JurnalPatroliNews – Jakarta – Menteri Sekretaris Negara, Prasetyo Hadi, memberikan klarifikasi terkait serangkaian pertemuan yang dilakukan Presiden Prabowo Subianto dengan sejumlah figur publik belakangan ini.

Prasetyo menegaskan bahwa tokoh-tokoh yang ditemui Presiden bukanlah dalam kapasitas sebagai oposisi pemerintah, melainkan sebagai tokoh nasional yang memiliki kepedulian serta keahlian mendalam di bidangnya masing-masing.

Langkah ini dipandang sebagai upaya Presiden untuk memperluas cakrawala pandang dalam mengelola negara melalui diskusi yang inklusif.

Beberapa nama besar yang telah berdiskusi dengan Presiden antara lain pakar politik Siti Zuhro, mantan Kabareskrim Susno Duadji, hingga mantan Ketua KPK Abraham Samad. Prasetyo menjelaskan bahwa pola komunikasi ini dilakukan baik secara terbuka maupun tertutup.

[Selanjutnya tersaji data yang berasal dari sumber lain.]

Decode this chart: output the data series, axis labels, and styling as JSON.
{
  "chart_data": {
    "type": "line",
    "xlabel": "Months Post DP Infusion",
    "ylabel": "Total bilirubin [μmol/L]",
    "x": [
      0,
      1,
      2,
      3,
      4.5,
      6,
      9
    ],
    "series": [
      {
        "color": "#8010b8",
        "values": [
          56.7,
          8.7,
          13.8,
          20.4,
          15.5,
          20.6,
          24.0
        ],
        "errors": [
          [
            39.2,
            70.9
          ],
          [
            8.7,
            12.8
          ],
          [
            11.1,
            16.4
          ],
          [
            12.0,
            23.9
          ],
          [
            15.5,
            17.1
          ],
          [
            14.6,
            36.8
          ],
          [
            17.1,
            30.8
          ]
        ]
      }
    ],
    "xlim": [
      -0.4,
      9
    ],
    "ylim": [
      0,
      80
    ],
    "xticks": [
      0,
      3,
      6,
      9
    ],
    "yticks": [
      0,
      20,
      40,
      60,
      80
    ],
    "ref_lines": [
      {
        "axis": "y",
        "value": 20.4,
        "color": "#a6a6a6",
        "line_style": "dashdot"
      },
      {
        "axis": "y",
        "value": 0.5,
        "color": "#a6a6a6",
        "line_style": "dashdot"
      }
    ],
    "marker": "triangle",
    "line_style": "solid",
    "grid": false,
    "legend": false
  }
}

Tujuannya adalah untuk menerima masukan kritis sekaligus memberikan penjelasan mengenai program-program pemerintah agar selaras dengan kepentingan masyarakat luas. Presiden meyakini bahwa membangun bangsa memerlukan kesediaan untuk duduk bersama dan mendengarkan berbagai sudut pandang.

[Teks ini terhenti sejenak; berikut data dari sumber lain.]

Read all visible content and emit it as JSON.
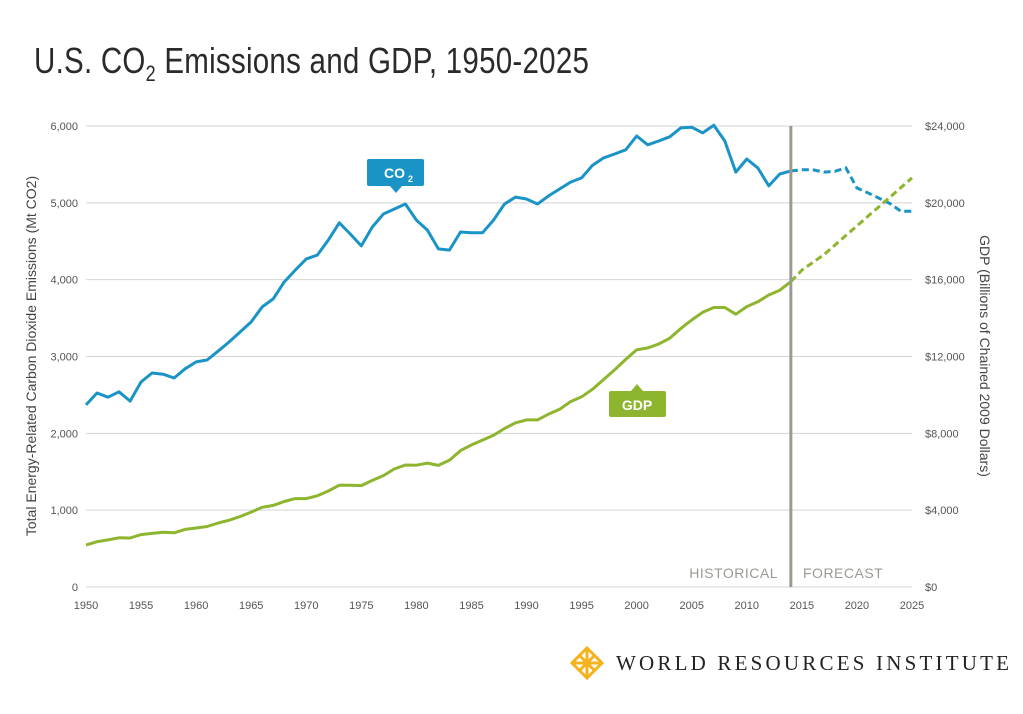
{
  "title": {
    "prefix": "U.S. CO",
    "sub": "2",
    "suffix": " Emissions and GDP, 1950-2025"
  },
  "logo": {
    "text": "WORLD RESOURCES INSTITUTE",
    "color": "#f5b21b"
  },
  "chart_data": {
    "type": "line",
    "title": "U.S. CO2 Emissions and GDP, 1950-2025",
    "xlim": [
      1950,
      2025
    ],
    "x_ticks": [
      "1950",
      "1955",
      "1960",
      "1965",
      "1970",
      "1975",
      "1980",
      "1985",
      "1990",
      "1995",
      "2000",
      "2005",
      "2010",
      "2015",
      "2020",
      "2025"
    ],
    "y_left": {
      "label": "Total Energy-Related Carbon Dioxide Emissions (Mt CO2)",
      "lim": [
        0,
        6000
      ],
      "ticks": [
        "0",
        "1,000",
        "2,000",
        "3,000",
        "4,000",
        "5,000",
        "6,000"
      ]
    },
    "y_right": {
      "label": "GDP (Billions of Chained 2009 Dollars)",
      "lim": [
        0,
        24000
      ],
      "ticks": [
        "$0",
        "$4,000",
        "$8,000",
        "$12,000",
        "$16,000",
        "$20,000",
        "$24,000"
      ]
    },
    "grid": "horizontal",
    "divider": {
      "year": 2014,
      "left_label": "HISTORICAL",
      "right_label": "FORECAST"
    },
    "series": [
      {
        "name": "CO2",
        "callout_main": "CO",
        "callout_sub": "2",
        "axis": "left",
        "color": "#1a94c6",
        "historical": {
          "x_start": 1950,
          "values": [
            2370,
            2525,
            2470,
            2540,
            2420,
            2670,
            2785,
            2770,
            2720,
            2840,
            2930,
            2955,
            3070,
            3190,
            3320,
            3450,
            3645,
            3750,
            3970,
            4125,
            4270,
            4320,
            4515,
            4740,
            4595,
            4440,
            4685,
            4855,
            4920,
            4985,
            4775,
            4645,
            4400,
            4385,
            4620,
            4610,
            4610,
            4775,
            4985,
            5075,
            5050,
            4985,
            5090,
            5180,
            5270,
            5325,
            5490,
            5585,
            5635,
            5690,
            5870,
            5755,
            5805,
            5860,
            5975,
            5985,
            5910,
            6010,
            5805,
            5400,
            5570,
            5455,
            5220,
            5375,
            5415
          ]
        },
        "forecast": {
          "x_start": 2014,
          "values": [
            5415,
            5430,
            5430,
            5400,
            5410,
            5455,
            5195,
            5130,
            5060,
            4990,
            4890,
            4890
          ]
        }
      },
      {
        "name": "GDP",
        "callout_main": "GDP",
        "callout_sub": "",
        "axis": "right",
        "color": "#8db52e",
        "historical": {
          "x_start": 1950,
          "values": [
            2180,
            2360,
            2450,
            2560,
            2550,
            2730,
            2790,
            2850,
            2820,
            3000,
            3070,
            3150,
            3330,
            3480,
            3670,
            3900,
            4150,
            4250,
            4450,
            4600,
            4600,
            4750,
            5000,
            5300,
            5300,
            5280,
            5550,
            5800,
            6150,
            6350,
            6340,
            6450,
            6330,
            6600,
            7100,
            7400,
            7650,
            7900,
            8250,
            8550,
            8700,
            8700,
            9000,
            9250,
            9650,
            9900,
            10300,
            10800,
            11300,
            11850,
            12350,
            12450,
            12650,
            12950,
            13450,
            13900,
            14300,
            14550,
            14550,
            14200,
            14600,
            14850,
            15200,
            15450,
            15900
          ]
        },
        "forecast": {
          "x_start": 2014,
          "values": [
            15900,
            16500,
            16900,
            17300,
            17800,
            18300,
            18800,
            19300,
            19800,
            20300,
            20800,
            21300
          ]
        }
      }
    ]
  }
}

Dalam pertemuan tersebut, topik pemberantasan korupsi menjadi salah satu poin pembicaraan yang cukup dominan.

Meski belum menyentuh pembahasan spesifik terkait revisi undang-undang tertentu seperti RUU KPK, Presiden Prabowo disebut sangat antusias menggali pengalaman dari para praktisi hukum dan aktivis.

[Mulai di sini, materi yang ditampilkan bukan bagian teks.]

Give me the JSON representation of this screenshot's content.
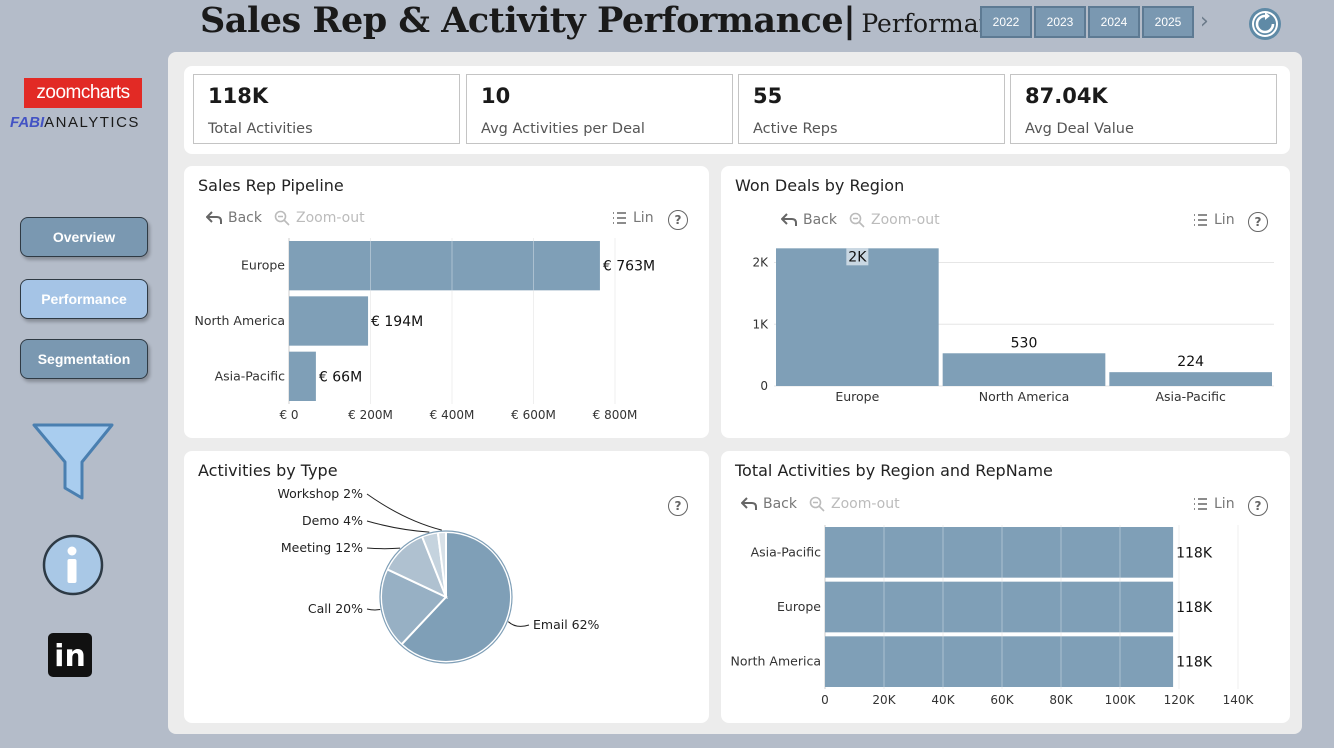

Hal ini sejalan dengan komitmen besar pemerintah untuk menjadikan penuntasan kasus korupsi sebagai pekerjaan rumah prioritas yang membutuhkan dukungan kolektif dari seluruh elemen bangsa.

Mensesneg juga menambahkan bahwa agenda pertemuan semacam ini tidak akan berhenti pada nama-nama tersebut. Pemerintah berencana terus melanjutkan dialog dengan tokoh-tokoh nasional lainnya di masa mendatang.

Bagi Presiden, keberagaman pendapat dari para ahli adalah aset penting dalam merumuskan kebijakan yang tepat sasaran. Dengan merangkul banyak pihak, pemerintah berharap dapat menciptakan stabilitas politik yang didasarkan pada visi bersama untuk kemajuan negara.